Todas as coisas servem, para

“Todas as coisas cujos valores podem ser
disputados no cuspe à distância
servem para poesia

O homem que possui um pente
e uma árvore
serve para poesia

Terreno de 10×20, sujo de mato – os que
nele gorjeiam: detritos semoventes, latas
servem para poesia.”

Matéria de poesia – Manoel de Barros

O poeta sul-matrogrossense conseguia transformar tudo em poesia, de um chevrolé gosmento a uma andorinha de junho, tudo era matéria para se buscar a beleza e, nessa busca, deixar a seus futuros leitores pegadas a lhes guiar por esse mundo hostil.

O jornalismo tem seguido o princípio do poeta e transformado tudo em matéria de [in]formação. Porém falta a busca pelo belo. Falta a vontade do acerto. A fome do descobrir falta, e é sobrepujada pela vontade do enganar.

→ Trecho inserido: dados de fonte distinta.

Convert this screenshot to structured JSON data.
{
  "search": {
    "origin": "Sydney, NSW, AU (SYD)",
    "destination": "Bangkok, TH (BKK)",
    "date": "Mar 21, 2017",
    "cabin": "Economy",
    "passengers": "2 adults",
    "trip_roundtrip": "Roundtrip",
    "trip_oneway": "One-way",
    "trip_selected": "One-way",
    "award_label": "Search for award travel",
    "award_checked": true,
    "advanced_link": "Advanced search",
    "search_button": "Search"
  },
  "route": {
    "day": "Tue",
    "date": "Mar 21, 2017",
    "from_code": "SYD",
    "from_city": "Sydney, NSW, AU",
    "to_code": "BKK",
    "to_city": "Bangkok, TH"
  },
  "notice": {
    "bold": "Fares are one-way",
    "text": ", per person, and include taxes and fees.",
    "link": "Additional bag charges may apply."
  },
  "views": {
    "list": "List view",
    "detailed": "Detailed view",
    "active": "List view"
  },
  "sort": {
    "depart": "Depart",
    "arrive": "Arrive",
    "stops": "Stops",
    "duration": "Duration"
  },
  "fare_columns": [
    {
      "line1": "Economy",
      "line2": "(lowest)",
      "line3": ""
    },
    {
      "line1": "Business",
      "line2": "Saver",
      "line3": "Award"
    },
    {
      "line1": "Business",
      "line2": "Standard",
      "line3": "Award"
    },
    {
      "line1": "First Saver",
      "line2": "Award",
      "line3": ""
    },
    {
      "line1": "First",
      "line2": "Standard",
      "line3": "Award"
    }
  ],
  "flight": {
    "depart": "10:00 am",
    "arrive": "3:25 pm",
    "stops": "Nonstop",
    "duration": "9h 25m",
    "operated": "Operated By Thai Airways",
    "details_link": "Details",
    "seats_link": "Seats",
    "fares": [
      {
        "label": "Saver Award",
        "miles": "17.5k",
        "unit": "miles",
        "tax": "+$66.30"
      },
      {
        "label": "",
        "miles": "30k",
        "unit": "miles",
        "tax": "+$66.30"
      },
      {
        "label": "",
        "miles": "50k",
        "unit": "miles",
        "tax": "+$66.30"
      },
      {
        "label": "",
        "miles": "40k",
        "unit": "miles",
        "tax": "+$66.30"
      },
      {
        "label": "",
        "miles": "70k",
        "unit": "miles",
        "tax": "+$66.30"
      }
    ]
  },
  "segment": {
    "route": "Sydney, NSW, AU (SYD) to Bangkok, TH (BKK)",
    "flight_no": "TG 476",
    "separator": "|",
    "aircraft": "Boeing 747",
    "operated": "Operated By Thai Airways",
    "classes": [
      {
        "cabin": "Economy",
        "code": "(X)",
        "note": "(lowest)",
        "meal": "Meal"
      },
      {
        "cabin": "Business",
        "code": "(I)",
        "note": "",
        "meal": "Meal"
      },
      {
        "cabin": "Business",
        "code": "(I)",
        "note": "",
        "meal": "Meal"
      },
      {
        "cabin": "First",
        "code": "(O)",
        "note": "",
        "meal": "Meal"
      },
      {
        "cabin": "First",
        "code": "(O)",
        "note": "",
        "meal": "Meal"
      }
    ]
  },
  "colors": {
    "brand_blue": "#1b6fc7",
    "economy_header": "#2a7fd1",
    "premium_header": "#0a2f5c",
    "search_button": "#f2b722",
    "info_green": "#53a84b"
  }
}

Essa semana foi composta de sete dias de recriação do mundo, começando com a prisão dos hackers-russos de Araraquara e terminando com o aviãozinho do PCdoB emitindo uma nota oficial dizendo que o hacker é patriota; roubou as informações de mais de mil membros da esfera pública brasileira mas, para não sujar as mãos, não vendeu as informações. Deu.

Esse sábado merece ser “o dia do descanso” como há muito não se via. O mundo distópico criado por Glenn Greenwald & cia., onde a segurança dos dados não importa, onde a justiça – ou o crime – não importam, onde o meio de obtenção de informação não importa, esse mundo distorcido onde tudo é “matéria de jornalismo”… esse mundo foi recriado pela PF e nem foi preciso trabalhar seis dias para descansar no sétimo. Em apenas cinco dias o mundo de fantasias do TheIntercept foi desconstruído e, no sexto dia, Sérgio Moro deu sua cartada final mostrando que, informações pessoais obtidas de forma ilegal não podem ser utilizadas e, assim, anunciou que nem mesmo ele irá utilizar os dados das vítimas, entregues pelo “Vermelho” à PF na terça-feira. Os dados ilegais serão descartados.

Com essa lição, Sérgio Moro mostra o caminho correto para se chegar ao fim correto. Ficou claro agora, para todos os que tem ouvidos para ouvir que, no jornalismo, diferente do que acontece na poesia, nem todas as coisas cujos valores podem ser disputados no cuspe à distância, servem.